Seyahatini; "Dünya Varmış" adlı kitabında anlattı.
"Kitabımda dünya turum süresince gördüğüm güzel yerleri, iyi insanları ve hoş deneyimleri olduğu kadar; kötü tecrübeleri, yanlış davranışları ve yer yer sefalet içindeki insanların durumlarını da sizlere aktarmaya çalıştım. Buradaki amacım, sizi özendirip aynı işi yapmanıza ön ayak olmak ve sizlerle ortak bir hayali paylaşmakla beraber, madalyonun diğer yüzünü de gözlerinizin önüne getirmekti. Hayaller olmadan yola çıkılamaz ancak şunu da belirteyim, denizci olmak için hayal kurmak yetmez. Tekne yaşamını ve zorluklarını kabul etmeniz lazım çünkü denizdeyken her an kendi kendinizi sınıyorsunuz. Gecelerin, gökyüzünün, gün batışının veya doğuşunun sihrinde kayboluyorsunuz. Sonra bir de bakıyorsunuz seyahat sona ermiş ve geride unutulmaz anılar size el sallıyor. Öyle güzel anılar ki kitabımı yazarken kullandığım her kelimede ve seçtiğim her resimde aldığım keyif, bana seyahatimi bir kere daha yaşattı.

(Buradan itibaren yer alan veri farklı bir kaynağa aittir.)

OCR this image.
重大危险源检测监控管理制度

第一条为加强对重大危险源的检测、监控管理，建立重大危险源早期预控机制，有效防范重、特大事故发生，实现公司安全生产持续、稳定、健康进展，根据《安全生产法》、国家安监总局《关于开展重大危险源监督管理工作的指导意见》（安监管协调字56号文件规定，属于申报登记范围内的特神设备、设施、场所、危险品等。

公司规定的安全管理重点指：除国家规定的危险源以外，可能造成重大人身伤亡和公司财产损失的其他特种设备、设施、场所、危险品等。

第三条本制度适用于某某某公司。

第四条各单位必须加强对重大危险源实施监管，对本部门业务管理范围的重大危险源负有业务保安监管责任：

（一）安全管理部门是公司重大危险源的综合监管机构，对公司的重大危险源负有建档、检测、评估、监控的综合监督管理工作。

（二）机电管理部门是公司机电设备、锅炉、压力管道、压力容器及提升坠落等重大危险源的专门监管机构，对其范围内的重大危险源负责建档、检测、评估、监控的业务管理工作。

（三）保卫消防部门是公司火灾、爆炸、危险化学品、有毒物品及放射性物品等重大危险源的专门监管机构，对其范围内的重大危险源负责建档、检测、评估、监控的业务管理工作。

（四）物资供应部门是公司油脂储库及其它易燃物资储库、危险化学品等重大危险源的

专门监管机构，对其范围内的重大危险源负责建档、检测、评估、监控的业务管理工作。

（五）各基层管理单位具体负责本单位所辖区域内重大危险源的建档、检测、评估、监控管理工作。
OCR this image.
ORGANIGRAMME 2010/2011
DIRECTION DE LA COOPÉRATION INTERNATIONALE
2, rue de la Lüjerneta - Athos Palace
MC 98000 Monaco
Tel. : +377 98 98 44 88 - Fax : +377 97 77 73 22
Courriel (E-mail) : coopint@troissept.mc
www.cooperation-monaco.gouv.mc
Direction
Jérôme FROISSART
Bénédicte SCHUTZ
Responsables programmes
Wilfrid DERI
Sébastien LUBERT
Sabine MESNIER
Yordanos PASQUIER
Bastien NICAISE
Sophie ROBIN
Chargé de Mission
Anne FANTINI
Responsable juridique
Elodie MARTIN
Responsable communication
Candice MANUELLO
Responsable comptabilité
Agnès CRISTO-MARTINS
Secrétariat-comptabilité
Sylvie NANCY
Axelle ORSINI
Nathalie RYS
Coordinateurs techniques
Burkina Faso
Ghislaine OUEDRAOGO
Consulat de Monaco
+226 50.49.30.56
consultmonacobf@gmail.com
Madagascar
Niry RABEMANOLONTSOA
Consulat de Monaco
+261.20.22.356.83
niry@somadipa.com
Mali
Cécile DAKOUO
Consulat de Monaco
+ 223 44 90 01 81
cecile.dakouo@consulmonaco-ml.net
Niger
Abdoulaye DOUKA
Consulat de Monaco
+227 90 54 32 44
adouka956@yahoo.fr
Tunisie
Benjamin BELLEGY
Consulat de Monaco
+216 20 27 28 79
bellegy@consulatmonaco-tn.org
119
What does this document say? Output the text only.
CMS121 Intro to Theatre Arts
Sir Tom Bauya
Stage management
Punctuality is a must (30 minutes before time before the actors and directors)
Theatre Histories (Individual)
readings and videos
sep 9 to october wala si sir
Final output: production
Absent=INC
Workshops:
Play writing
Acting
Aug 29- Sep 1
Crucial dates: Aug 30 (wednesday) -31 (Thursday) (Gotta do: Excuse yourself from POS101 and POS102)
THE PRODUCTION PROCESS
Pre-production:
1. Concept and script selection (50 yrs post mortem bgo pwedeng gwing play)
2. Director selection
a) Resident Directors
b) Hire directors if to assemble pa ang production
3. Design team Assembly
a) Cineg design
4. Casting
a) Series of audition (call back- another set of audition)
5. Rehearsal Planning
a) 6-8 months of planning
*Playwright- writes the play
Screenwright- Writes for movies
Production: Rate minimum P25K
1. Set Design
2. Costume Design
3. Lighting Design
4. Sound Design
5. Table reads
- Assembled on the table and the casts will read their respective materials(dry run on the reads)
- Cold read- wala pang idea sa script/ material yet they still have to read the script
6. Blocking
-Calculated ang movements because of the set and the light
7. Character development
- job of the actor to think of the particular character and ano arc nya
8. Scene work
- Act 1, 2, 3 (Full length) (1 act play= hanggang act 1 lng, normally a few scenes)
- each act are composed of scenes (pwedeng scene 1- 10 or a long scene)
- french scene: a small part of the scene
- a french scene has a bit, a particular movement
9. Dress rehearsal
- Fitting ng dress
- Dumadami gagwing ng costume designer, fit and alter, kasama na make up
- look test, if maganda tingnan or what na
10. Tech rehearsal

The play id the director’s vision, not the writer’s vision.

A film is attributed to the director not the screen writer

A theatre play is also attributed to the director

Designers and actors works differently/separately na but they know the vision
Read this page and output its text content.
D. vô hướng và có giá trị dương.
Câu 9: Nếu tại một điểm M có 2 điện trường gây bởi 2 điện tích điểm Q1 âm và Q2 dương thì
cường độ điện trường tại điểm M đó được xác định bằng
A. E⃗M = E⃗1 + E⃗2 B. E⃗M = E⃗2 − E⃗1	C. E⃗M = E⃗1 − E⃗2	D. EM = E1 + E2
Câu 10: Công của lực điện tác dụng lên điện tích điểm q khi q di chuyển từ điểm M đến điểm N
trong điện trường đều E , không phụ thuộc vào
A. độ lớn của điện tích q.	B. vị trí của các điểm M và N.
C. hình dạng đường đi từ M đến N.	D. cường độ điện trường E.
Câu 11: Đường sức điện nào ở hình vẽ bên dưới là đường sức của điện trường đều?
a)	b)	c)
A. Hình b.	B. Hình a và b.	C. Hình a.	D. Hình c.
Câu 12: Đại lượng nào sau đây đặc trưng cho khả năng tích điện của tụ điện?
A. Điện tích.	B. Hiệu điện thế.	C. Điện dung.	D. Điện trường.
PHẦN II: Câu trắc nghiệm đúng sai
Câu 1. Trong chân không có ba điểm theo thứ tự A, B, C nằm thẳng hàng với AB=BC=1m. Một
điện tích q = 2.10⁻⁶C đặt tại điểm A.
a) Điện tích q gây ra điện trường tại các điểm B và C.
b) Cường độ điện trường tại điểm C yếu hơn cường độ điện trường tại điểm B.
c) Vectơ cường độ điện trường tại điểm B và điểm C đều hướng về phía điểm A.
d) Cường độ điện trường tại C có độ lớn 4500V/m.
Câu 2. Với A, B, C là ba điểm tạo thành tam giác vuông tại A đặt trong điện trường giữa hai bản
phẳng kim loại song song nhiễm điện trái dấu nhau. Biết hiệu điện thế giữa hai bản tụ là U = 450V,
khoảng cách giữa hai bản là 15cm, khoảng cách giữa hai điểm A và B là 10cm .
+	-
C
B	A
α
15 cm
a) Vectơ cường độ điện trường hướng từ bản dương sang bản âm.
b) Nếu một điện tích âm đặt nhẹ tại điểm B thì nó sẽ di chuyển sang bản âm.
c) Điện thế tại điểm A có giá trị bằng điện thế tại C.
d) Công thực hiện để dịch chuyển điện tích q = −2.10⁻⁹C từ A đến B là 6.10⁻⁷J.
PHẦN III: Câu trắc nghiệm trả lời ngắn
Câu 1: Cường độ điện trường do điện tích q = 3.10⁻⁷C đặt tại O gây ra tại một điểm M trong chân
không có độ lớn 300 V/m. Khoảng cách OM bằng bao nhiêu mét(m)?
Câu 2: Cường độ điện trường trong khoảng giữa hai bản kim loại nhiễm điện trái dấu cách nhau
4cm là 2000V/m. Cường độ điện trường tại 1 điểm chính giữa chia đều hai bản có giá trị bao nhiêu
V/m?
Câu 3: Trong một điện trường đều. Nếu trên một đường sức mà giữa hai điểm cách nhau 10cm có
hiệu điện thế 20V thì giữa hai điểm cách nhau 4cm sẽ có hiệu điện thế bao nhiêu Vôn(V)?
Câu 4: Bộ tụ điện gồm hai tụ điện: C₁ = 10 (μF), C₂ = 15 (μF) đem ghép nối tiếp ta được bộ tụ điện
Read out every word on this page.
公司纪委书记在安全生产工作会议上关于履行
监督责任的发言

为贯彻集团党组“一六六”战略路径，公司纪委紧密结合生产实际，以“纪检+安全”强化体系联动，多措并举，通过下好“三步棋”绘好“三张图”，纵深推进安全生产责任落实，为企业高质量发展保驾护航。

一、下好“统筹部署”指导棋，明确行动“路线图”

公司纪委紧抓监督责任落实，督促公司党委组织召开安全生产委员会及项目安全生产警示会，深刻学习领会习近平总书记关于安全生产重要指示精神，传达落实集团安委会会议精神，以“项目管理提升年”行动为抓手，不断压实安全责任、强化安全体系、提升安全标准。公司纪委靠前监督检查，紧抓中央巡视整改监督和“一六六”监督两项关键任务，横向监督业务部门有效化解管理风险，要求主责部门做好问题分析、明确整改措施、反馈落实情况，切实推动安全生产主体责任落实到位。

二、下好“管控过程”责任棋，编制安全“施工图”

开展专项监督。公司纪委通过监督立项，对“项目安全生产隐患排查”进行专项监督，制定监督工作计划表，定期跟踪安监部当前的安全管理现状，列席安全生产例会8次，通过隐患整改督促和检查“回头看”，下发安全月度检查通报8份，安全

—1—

Sizlerle bir konuyu daha paylaşmak istiyorum: biz denizciler de balıkçılar gibiyizdir, olayları biraz şişiririz. Yakaladığımız balık 5 kilodan 10 kiloya çıkıverir, okyanus veya uzunca bir seyahatin sonunda karşılaştığımız fırtınaysa 35 knot rüzgârdan 55 knota yükseliverir. Bazen de 6 knot olan hızımıza 9,5 knot deyip kendimizi mutlu ederiz. Dalga yüksekliğiyse bambaşka bir konu: iki katlı ev boyu dalgalar vs. okuyanın veya dinleyenin dikkatini cezbetmek içindir.
Şimdi siz de bana "Ya, sen hiç mi palavra atmadın?"diye soruyorsunuzdur. Tabii ki her denizci gibi ben de attım ama neyin ne kadar doğru olduğunu sizin takdirinize bırakıyorum, denizci arkadaşlarım.
Biz deniz hakkında bu kadar konuşuruz da deniz hiç mi konuşmaz, hiç mi dinlemez?
Şarkı söylemez mi, gülüp eğlenmez mi, yeri geldiğinde de kızmaz mı? Hayatım boyunca denizle iç içe bir yaşam sürmüş oluşum, denizi dinlemeyi ve onunla konuşmayı öğrenmemi sağladı. Sanırım denizlerin benimle konuşmasının nedeninde ona duyduğum sevginin olduğu kadar, korkuyla karışık saygıdan da etkisi vardır. Siz, size saygı göstermeyen birisiyle iletişim kurabilir misiniz?
İşte bakınız, küçük bir parçasını okuyunuz… Yıllardır ruhumda taşıdığım, iç içe yaşadığım ve beni kıtadan kıtaya taşıyıp güzelliklere götüren tüm dünya denizleri bana neler anlatmışlar…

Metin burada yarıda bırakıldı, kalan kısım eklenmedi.